This EV Is Specifically Designed for Uber, Lyft, and Amazon Gig Drivers
EV startups are a dime-a-dozen these days, but every now and then one of them makes a pitch that strikes a chord, as the Indigo Flow did at CES 2022. Indigo was founded by MIT professor Ian Hunter to industrialize the “robotic wheel” he’d invented. That’s a glorified name for a wheel-hub motor and suspension all-in-one package. We’ve seen these before, but this one features a novel electromagnetic active suspension component that seems intriguing. Equally intriguing is Indigo’s proposed roadmap to putting gig-economy workers into a new electric van at a cost per mile of 50 cents with no down payment.
Introducing the Indigo Flow and Indigo Flow Plus
These electric van models aim to provide a smoother ride and more space for passengers and parcels in a package that’s light and efficient enough to deliver 250 miles of range from a 40-kWh battery (with an 80-mph top speed). With the IndiWheels robotic wheels moving all suspension and powertrain elements out to the corners, the Flow gets a low, flat floor that affords 106 cubic feet of cargo space—similar to a Ford Transit Connect.
Early estimates suggest a curb weight of under 2,000 pounds and a payload rating of around 800 pounds. The driver sits front and center, with a roomy bench seat in the back of the Indigo Flow—a great arrangement for ride-hailing services such as Uber or Lyft. Sliding doors make it easy to load passengers and cargo in tight spaces. Oh, and the Flow Plus commercial electric van is essentially the Flow minus the windows and seats.
“Robotic Wheel” Hub Motors
Indigo describes its robotic wheel system as a 30-hp/184-lb-ft dual-stator hub-motor design, operating on a 350-volt electric architecture. Multiplying by four, that adds up to 120 hp and 736 lb-ft. (Remember, in-wheel motors must do without the torque multiplication of a transmission or final drive unit, so that’s more like 92 lb-ft being distributed from an inboard motor to all four wheels.) Obviously with a motor at each corner, torque vectoring and yaw control are a snap.
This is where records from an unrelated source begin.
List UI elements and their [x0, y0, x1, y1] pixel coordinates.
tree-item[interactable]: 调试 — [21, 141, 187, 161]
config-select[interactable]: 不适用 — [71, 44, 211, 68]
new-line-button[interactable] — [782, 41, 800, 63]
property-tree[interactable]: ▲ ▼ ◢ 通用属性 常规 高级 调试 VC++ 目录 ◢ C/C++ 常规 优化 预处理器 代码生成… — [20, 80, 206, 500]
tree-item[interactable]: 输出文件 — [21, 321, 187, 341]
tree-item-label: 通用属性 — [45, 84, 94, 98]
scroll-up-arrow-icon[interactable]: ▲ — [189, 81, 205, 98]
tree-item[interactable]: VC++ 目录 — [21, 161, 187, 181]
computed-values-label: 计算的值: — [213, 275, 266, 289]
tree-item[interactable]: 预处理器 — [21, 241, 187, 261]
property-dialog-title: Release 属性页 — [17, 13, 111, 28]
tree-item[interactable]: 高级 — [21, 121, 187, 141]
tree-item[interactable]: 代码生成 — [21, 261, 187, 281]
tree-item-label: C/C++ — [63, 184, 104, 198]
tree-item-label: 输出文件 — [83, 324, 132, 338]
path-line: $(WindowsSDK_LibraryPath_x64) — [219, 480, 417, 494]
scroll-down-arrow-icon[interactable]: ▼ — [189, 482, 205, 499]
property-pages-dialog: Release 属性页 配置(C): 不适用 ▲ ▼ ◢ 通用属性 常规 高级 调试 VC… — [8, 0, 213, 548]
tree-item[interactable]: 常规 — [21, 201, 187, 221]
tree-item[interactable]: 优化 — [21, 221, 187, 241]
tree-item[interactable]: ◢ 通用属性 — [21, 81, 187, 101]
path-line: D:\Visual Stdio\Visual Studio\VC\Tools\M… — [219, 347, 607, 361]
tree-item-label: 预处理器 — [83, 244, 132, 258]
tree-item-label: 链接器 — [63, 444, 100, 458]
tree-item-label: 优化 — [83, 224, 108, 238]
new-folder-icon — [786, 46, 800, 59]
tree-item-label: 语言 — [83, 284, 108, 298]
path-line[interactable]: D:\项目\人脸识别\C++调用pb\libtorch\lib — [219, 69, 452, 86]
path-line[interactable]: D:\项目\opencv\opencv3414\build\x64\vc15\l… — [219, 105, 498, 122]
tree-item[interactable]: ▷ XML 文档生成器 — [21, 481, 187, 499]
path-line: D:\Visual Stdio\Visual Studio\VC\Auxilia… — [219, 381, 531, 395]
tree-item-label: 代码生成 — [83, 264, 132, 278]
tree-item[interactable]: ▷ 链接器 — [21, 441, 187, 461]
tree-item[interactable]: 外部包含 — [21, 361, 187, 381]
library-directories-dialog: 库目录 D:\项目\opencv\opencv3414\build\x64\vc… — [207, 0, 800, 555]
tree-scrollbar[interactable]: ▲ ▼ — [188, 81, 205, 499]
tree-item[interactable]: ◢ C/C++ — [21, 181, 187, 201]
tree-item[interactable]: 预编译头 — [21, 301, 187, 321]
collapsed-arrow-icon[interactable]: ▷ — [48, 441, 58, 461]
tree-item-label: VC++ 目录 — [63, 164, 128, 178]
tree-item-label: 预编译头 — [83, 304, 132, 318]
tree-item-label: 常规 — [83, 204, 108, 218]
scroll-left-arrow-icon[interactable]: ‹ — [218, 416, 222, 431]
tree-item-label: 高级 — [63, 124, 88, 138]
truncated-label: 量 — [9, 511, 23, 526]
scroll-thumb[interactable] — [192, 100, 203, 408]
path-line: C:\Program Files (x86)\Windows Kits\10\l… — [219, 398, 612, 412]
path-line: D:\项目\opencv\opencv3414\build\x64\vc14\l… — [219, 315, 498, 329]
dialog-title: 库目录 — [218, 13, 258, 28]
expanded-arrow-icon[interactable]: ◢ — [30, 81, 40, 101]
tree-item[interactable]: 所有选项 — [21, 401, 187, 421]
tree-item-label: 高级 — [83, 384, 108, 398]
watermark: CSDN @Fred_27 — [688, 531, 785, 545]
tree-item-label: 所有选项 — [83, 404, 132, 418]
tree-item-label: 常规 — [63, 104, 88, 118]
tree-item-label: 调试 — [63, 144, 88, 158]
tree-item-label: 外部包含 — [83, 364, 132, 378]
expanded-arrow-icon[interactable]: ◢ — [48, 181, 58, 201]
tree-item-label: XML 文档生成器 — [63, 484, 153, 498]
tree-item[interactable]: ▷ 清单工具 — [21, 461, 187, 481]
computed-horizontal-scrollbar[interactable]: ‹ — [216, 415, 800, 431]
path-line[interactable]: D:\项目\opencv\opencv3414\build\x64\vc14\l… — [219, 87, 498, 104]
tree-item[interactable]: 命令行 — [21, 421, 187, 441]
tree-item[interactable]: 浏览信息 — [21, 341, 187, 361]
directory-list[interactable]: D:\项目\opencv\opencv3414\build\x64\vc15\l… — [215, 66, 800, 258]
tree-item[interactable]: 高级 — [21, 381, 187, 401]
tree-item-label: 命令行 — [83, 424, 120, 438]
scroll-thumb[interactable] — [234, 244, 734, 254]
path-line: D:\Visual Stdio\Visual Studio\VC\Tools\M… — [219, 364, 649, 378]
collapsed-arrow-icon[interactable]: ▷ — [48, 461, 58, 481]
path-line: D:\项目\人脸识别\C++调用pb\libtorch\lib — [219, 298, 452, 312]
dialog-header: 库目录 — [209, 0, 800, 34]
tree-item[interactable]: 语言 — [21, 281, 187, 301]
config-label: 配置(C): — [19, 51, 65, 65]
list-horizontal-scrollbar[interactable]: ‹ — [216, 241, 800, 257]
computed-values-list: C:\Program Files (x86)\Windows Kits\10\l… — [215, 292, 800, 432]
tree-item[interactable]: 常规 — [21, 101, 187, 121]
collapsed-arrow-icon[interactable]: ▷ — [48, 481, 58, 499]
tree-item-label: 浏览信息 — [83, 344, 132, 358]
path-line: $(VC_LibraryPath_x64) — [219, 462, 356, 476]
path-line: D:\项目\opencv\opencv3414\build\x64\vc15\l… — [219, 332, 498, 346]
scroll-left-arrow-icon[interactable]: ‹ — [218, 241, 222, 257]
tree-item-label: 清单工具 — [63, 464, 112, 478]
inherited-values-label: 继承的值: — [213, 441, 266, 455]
Each wheel hub unit incorporates a brake (we presume they’re drum style as energy recuperation accounts for 90 percent of the deceleration), and the active suspension element. All of this fits neatly within an 18-inch tire and wheel envelope.
The vehicle’s weight is carried and damped by a traditional coil-over shock unit at each corner (MacPherson-type struts on steered wheels, and simple control arms on non-steered wheels). A secondary strut connects the body to a lever arm that appears to pivot concentric with the wheel. When sensors detect a bump or dip, another motor rotates this lever arm in one direction or other to apply the necessary force to help pull the tire up and over or push it down into and back out of the obstacle, greatly improving ride quality in this lightweight vehicle. Naturally this system also provides digital suspension roll control.
Range and Charging
The Flow is expected to go 250 miles on a 40-kWh battery (small by modern EV standards, thought that range figure is not) for a gasoline-equivalent efficiency rating approaching 200 mpg-e. And Indigo says it will be possible for this smaller battery to be recharged via level-two charger during the break between three-hour Amazon Flex shifts.
The 50-Cents-Per-Mile Roadmap
Radically shrinking the mass of the vehicle and size of the battery, using compact wheel-hub motors (which will be built by Jing-Jin Electric Technologies in Farmington Hills, Michigan), is expected to drive the Flow’s purchase price down to less than $25,000.
Indigo’s CEO Will Graylin also owns OV Loop. This fintech insurer is working on a comprehensive vehicle rental program for the Indigo Flow that will leverage telematics, insurance, credit, and identification data to create a “universal digital wallet” and generate a “driving score” for the owner/operator. Good drivers opting into the system will qualify for cheaper insurance, which conceivably can put them into an Indigo Flow for less than 50 cents a mile with no down payment.
By targeting drivers in the gig-economy, working for Uber, Lyft, Amazon Prime, Door Dash, etc., Graylin reckons his competition isn’t other new EVs. It’s big, heavy, used cars that are affordable to acquire but not necessarily to operate. By engineering the Indigo Flow (and a proposed smaller three-wheeler that has yet to be named) specifically to suit the needs of local package and passenger delivery operations, then offering targeted components such as financing and insurance, Graylin believes Indigo will land a “one-two punch.”
When Can I Get an Indigo Flow?
Reports last year pegged the start of production in late 2022, but the CES announcement didn’t mention timing, so we figure it’s safe to assume that timing has slipped. But some recent talent acquisitions suggest this startup has some staying power, chief among which is Volker Kaese. He recently joined as Chief Technology Officer from Audi and VW after having led development of the 240-mpg Volkswagen XL1. Hey, 200 mpg-e should be a cinch for him!